Tel Aviv is perhaps at the same time, the most beautiful and the most ugly city. The Bauhaus buildings which have been neglected for years are once again white and their remarkable geometry looks surreal against the background of the clear blue skies. The brutalist buildings from the '50s are no less remarkable, in their often cartoon simple shapes and practical stucco cladding. The beach and טיילת (the tayelet - boardwalk) are beautiful. Neve Tzedek, our neighborhood is amazing in its mix of small walled houses (NB: Ken's project of documenting the neighborhood can be found on Instagram under the user "itscometothis"), run-down, half-crumbled stone structure and new French highrises. (I say French because it seems you need a French passport to fully integrate into the culture of the building).
When we first moved here infrastructure upgrades were well underway by the עירייה (City of Tel Aviv). It seemed as though every street was ripped up and every sewer was being replaced - at the same time. For years these improvements had been under consideration. Lucky us - we came just as they decided to proceed. And in true Israeli fashion the work had to be done three times since there was only a general plan, not a specific plan. Not all the building owners were in the country to sign off. Sidewalks were forgotten.
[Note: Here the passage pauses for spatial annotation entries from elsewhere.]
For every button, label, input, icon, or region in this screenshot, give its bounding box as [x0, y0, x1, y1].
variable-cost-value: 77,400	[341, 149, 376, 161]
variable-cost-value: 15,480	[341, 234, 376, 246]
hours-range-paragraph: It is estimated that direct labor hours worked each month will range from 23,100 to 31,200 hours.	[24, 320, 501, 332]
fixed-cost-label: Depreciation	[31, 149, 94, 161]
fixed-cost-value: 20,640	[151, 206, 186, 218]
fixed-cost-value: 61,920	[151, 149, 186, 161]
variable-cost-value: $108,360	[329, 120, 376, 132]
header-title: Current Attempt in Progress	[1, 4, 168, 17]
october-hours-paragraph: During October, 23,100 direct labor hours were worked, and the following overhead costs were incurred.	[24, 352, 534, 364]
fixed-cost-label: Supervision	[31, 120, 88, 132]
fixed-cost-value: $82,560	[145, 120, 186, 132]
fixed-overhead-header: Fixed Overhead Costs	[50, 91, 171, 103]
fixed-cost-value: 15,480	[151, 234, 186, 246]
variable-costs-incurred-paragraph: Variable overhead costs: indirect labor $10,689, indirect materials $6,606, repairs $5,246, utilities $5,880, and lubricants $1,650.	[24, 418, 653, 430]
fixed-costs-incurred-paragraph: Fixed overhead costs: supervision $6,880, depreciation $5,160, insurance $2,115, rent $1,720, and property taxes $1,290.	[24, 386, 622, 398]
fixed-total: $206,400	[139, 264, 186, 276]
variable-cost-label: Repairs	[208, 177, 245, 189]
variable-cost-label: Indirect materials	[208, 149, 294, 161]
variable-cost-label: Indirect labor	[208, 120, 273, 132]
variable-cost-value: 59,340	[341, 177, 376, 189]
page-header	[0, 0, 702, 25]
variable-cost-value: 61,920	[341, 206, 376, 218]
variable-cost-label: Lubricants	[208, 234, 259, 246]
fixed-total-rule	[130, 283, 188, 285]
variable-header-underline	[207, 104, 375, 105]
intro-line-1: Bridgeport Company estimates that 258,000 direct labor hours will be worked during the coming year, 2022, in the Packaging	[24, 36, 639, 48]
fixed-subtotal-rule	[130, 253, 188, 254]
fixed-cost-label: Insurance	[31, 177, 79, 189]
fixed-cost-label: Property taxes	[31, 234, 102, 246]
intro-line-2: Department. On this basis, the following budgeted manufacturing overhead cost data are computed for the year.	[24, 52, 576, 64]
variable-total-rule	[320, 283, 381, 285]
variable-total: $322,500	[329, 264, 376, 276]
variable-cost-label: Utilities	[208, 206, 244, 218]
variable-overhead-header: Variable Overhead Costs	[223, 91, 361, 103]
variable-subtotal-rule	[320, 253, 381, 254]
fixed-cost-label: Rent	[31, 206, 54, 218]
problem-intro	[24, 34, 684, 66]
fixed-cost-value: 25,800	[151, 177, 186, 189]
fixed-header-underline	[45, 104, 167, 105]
Some streets were totally of forgotten. You get the picture.
No sooner had the sewer project slowed down when the city announced that the Light Rail Project was approved and going ahead. Everyone assumed, like all other decisions taken by the city, that the work would begin in 2020. Not so. Within days, major arteries were closed. The traffic in and out of the city became, and continues to this day to be a nightmare. It is 45 minutes between Tel Aviv and Jerusalem - if and only if you reach the highway and it is not rush hour. We have learned to allow an hour and a half.
In all the talks and negotiations for the upgrades one would expect that the telecommunication wires, junction boxes, the power lines, generators, electrical hubs, mainlines, etc., would be included in the overall plan. However, one would be wrong.
Our street has its own power grid - literally. We can see it outside. It draws a box around the houses. There are loose electrical wires that are live. There are loose electrical wires that are dead. There are cable junction boxes, DSL, Dish Network paraphernalia, water drip systems and so on. Also a bougainvillea which nothing can desist.
When we lived on Shabazi they tore up the street, paved it, repaved it, tore it up again and repaved it. At the end of the process there were giant black PVC tubes sticking out of the sidewalk. These we were told were meant for the electrical and communication infrastructure that would be coming in the next phase. So not only did we have wires above our heads, we had a hydra of pipes sticking out onto the already inadequate sidewalk. So there is no hope that these totems will disappear anytime soon.
Today, all this external בלגן (chaos) crystallized into the most surreal experience with the טכנאים (technicians) from HOT, YES and Bezeq. These are the three big players in telecommunications. One offers internet and phone. One offers cable and internet. One offers all three. Two rent wire services from the other. One doesn't have internet but needs the connection for VOD.....וכולי, וכולי (etc.)
We made the mistake of changing cable companies when we moved. The company was so insulted they kept phoning Ken and asking him to reconsider as though they were a jilted lover. Finally they stopped calling but they refused to terminate our service even though we moved two months ago and were informed promptly. Worse yet, we wanted to start a new contract with them for internet only. This was incomprehensible to the support people on the phone. Even though they have the product, they tried to reinstate the old service. After weeks of this nonsense they finally sent out a technician who told us we didn't have the rights wires. We got the wire technician to come who said we did but we didn't have the right junction box on the street. The internet folks said they would come to install the junction box but it would take up to six weeks. Meanwhile the cable folks came and said we could not have VOD without the internet wiring.
This is our ארון תקשורת (communication closet). Can you blame them? I can't, but it has been an entire season of Monty Python.
Finally today, the internet guy came to add service to the top floor. He was stumped. He could not figure out how to use the 4 trunk lines without disabling our TV.
Coming to the rescue was lovely, quiet טכנאי who came to fix the intercom. He seemed to understand how to pull a wire, connect it to the right cable and make it work. He also installed a camera outside the door so we can see who is ringing the bell. He was patient. He came with all the right equipment and he stayed for hours until the job was done.
Ken can attest to the craziness here today. He can also correct my mistakes on the timeline. I am sure I have got the order of things slightly askew.
But now we have TV, cable, two wifi hotspots (you need two because one is invariably slow or out of service), VOD and an working intercom.
I spent the day upstairs because there was no room for me in the mix of technicians, ladders and equipment. When I came downstairs late in the afternoon, there was a new hob installed in the kitchen. How I totally missed yet another installation is beyond me.
In any event, for those of you who live in New York and complain about the fact that the service person did not arrive on time and you had to wait a couple of hours - well hopefully it wasn't too painful. As for us, we had a very interesting day. We met lots of new folks. Learned some new Hebrew words and can now sit back and watch an episode of The Great British Bakeoff.